Joe Rogan has blasted calls to cancel him and his wildly successful podcast a “political hit job” — after clips emerged of him saying the N-word.
In his latest episode of the “Joe Rogan Experience” Tuesday, the under-fire UFC commentator dismissed the “judgmental, unforgiving f—s” helping to drive the campaign to get him booted from Spotify.
“This is a political hit job,” the 54-year-old comedian said more than once during the show.
“They’re taking all this stuff that I’ve ever said that’s wrong and smooshing it all together,” he said, referring to a compilation of years-old out-of-context clips of him saying the N-word.
The host has already apologized, stressing that although the footage “looks f–king horrible” it was compiled without context and he “never used it to be racist.”

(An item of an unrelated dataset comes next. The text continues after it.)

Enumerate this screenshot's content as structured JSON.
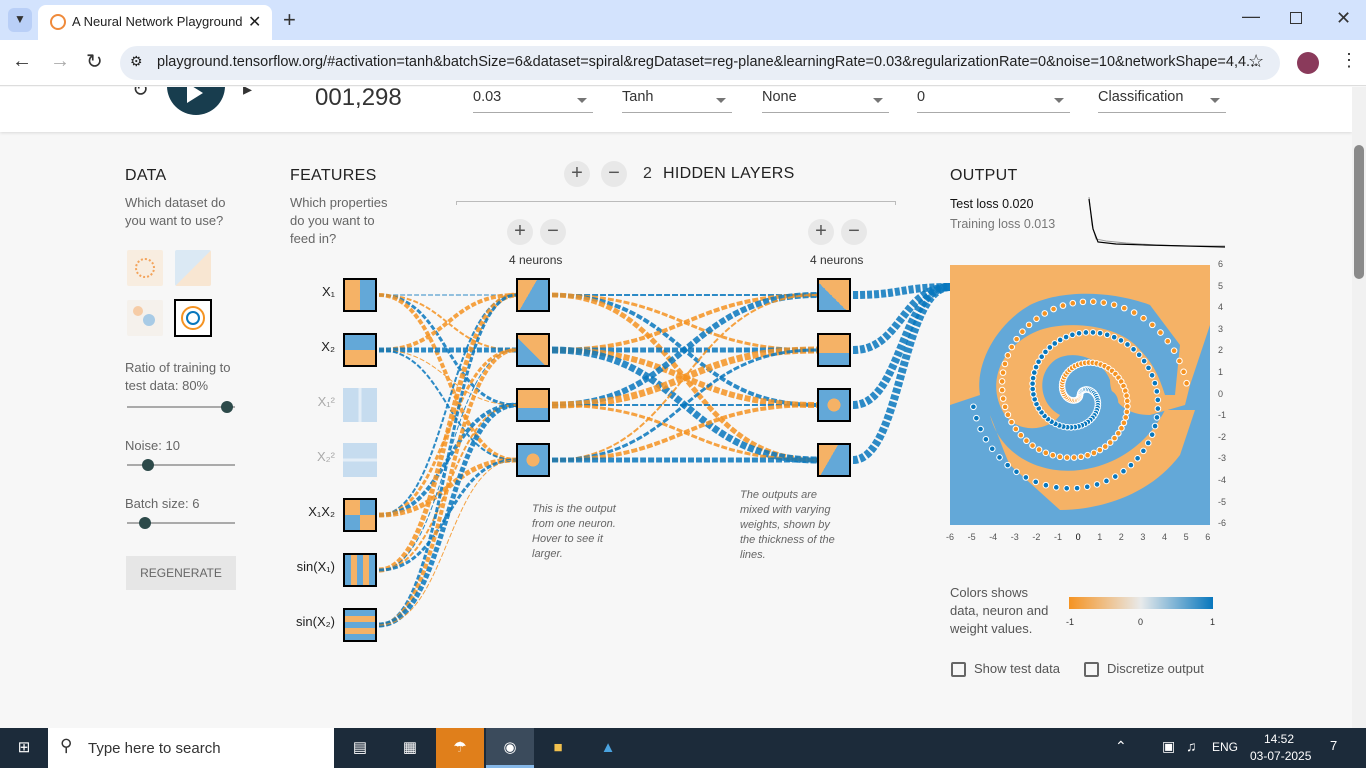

“It’s good because it makes me address some s–t that I really wish wasn’t out there,” he told his supportive podcast guest, comedian Akaash Singh.

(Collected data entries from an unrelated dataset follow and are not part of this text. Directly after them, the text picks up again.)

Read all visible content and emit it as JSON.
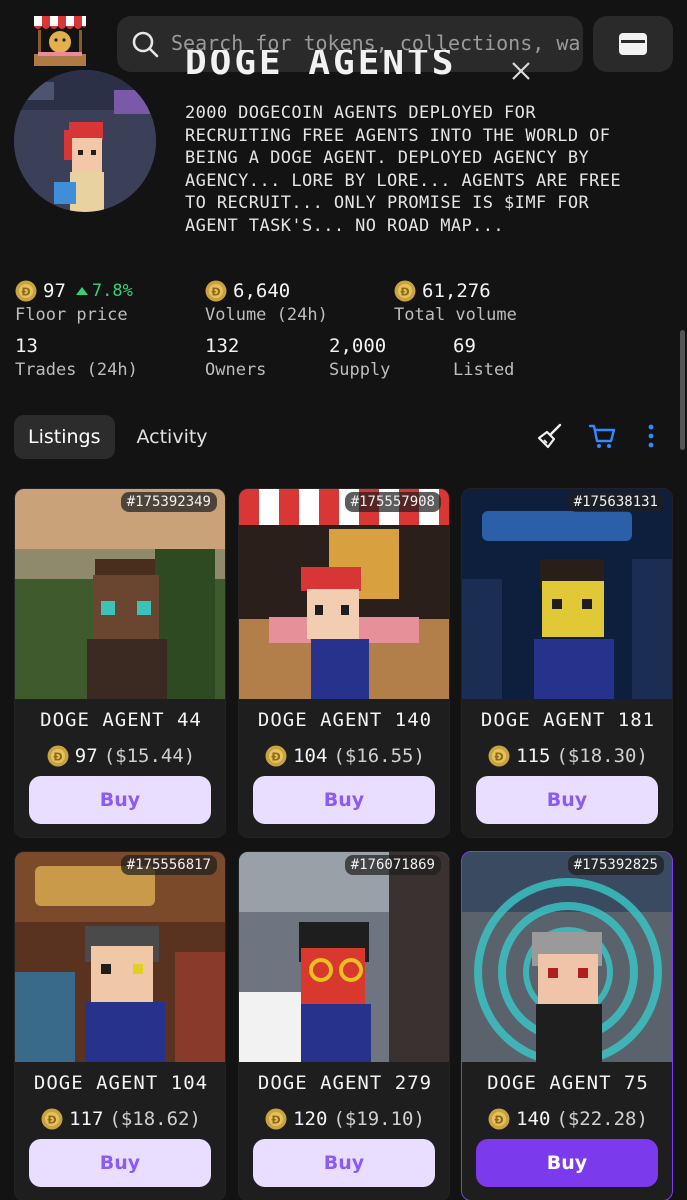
{
  "header": {
    "search_placeholder": "Search for tokens, collections, wa",
    "logo": "doge-market-stall-logo",
    "wallet_icon": "wallet-icon"
  },
  "collection": {
    "title": "DOGE AGENTS",
    "description": "2000 DOGECOIN AGENTS DEPLOYED FOR\nRECRUITING FREE AGENTS INTO THE WORLD OF\nBEING A DOGE AGENT. DEPLOYED AGENCY BY\nAGENCY... LORE BY LORE... AGENTS ARE FREE\nTO RECRUIT... ONLY PROMISE IS $IMF FOR\nAGENT TASK'S... NO ROAD MAP..."
  },
  "stats": {
    "floor_price": {
      "value": "97",
      "change": "7.8%",
      "label": "Floor price"
    },
    "volume_24h": {
      "value": "6,640",
      "label": "Volume (24h)"
    },
    "total_volume": {
      "value": "61,276",
      "label": "Total volume"
    },
    "trades_24h": {
      "value": "13",
      "label": "Trades (24h)"
    },
    "owners": {
      "value": "132",
      "label": "Owners"
    },
    "supply": {
      "value": "2,000",
      "label": "Supply"
    },
    "listed": {
      "value": "69",
      "label": "Listed"
    }
  },
  "tabs": [
    {
      "label": "Listings",
      "active": true
    },
    {
      "label": "Activity",
      "active": false
    }
  ],
  "colors": {
    "accent": "#7C3AED",
    "buy_bg": "#E9DEFF",
    "buy_text": "#8A5CF5",
    "positive": "#36D07A",
    "cart_icon": "#2F8BFF"
  },
  "listings": [
    {
      "id": "#175392349",
      "name": "DOGE AGENT 44",
      "price": "97",
      "usd": "($15.44)",
      "buy": "Buy",
      "selected": false
    },
    {
      "id": "#175557908",
      "name": "DOGE AGENT 140",
      "price": "104",
      "usd": "($16.55)",
      "buy": "Buy",
      "selected": false
    },
    {
      "id": "#175638131",
      "name": "DOGE AGENT 181",
      "price": "115",
      "usd": "($18.30)",
      "buy": "Buy",
      "selected": false
    },
    {
      "id": "#175556817",
      "name": "DOGE AGENT 104",
      "price": "117",
      "usd": "($18.62)",
      "buy": "Buy",
      "selected": false
    },
    {
      "id": "#176071869",
      "name": "DOGE AGENT 279",
      "price": "120",
      "usd": "($19.10)",
      "buy": "Buy",
      "selected": false
    },
    {
      "id": "#175392825",
      "name": "DOGE AGENT 75",
      "price": "140",
      "usd": "($22.28)",
      "buy": "Buy",
      "selected": true
    }
  ]
}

Later, Rogan again repeated, “Obviously, this is a political hit job but with me.”
But he also knocked those who “like to dig up old things that you said” to “get you in trouble” like it’s “a game.”
“It’s not productive. Like, if you’re spending all your time trying to attack a person versus trying to better yourself, you’re not gonna do as well. You’re wasting time. … That’s why they’re not successful.
“It’s like it’s literally poison for yourself,” he said.
Despite the attacks against him, Rogan insisted that he thinks “all the wokeness is moving in a good direction” in that it’s making clear that “everybody should be treated equally” without discrimination.
He also laughed when he said he was doing “good” despite the hatred aimed his way online.
“If you stay offline, it’s just real life. You just have to stay offline … You just — life goes on, as normal,” he said.
The backlash against Rogan started last month when a group of doctors complained about him “broadcasting misinformation, particularly regarding the COVID-19 pandemic.”
“Old Man” rocker Neil Young, 76, then tried to force Spotify to ax its most-listened-to podcast, saying, “They can have Neil Young or Rogan. Not Both.”
When Spotify stuck by Rogan a slew of other aging rockers followed, most notably Young’s former bandmates David Crosby, 80, Steven Stills, 77, and Graham Nash, 80, as well as 78-year-old folk singer Joni Mitchell.
“I’m very sorry that they feel that way,” Rogan later said while insisting that he was “not trying to promote misinformation” or “be controversial.”
“I’m a Neil Young fan. I’ve always been a Neil Young fan,” he said.
“If I p—ed you off, I’m sorry,” he told listeners while pledging to from now on “have more experts with differing opinions right after I have the controversial ones.”
He later apologized over the N-word compilation, calling it “the most regretful and shameful thing I’ve ever had to talk about publicly.”
Spotify has stuck by him throughout, with CEO Daniel Ek recently saying that some of Rogan’s words may have been “incredibly hurtful” but “canceling voices is a slippery slope.”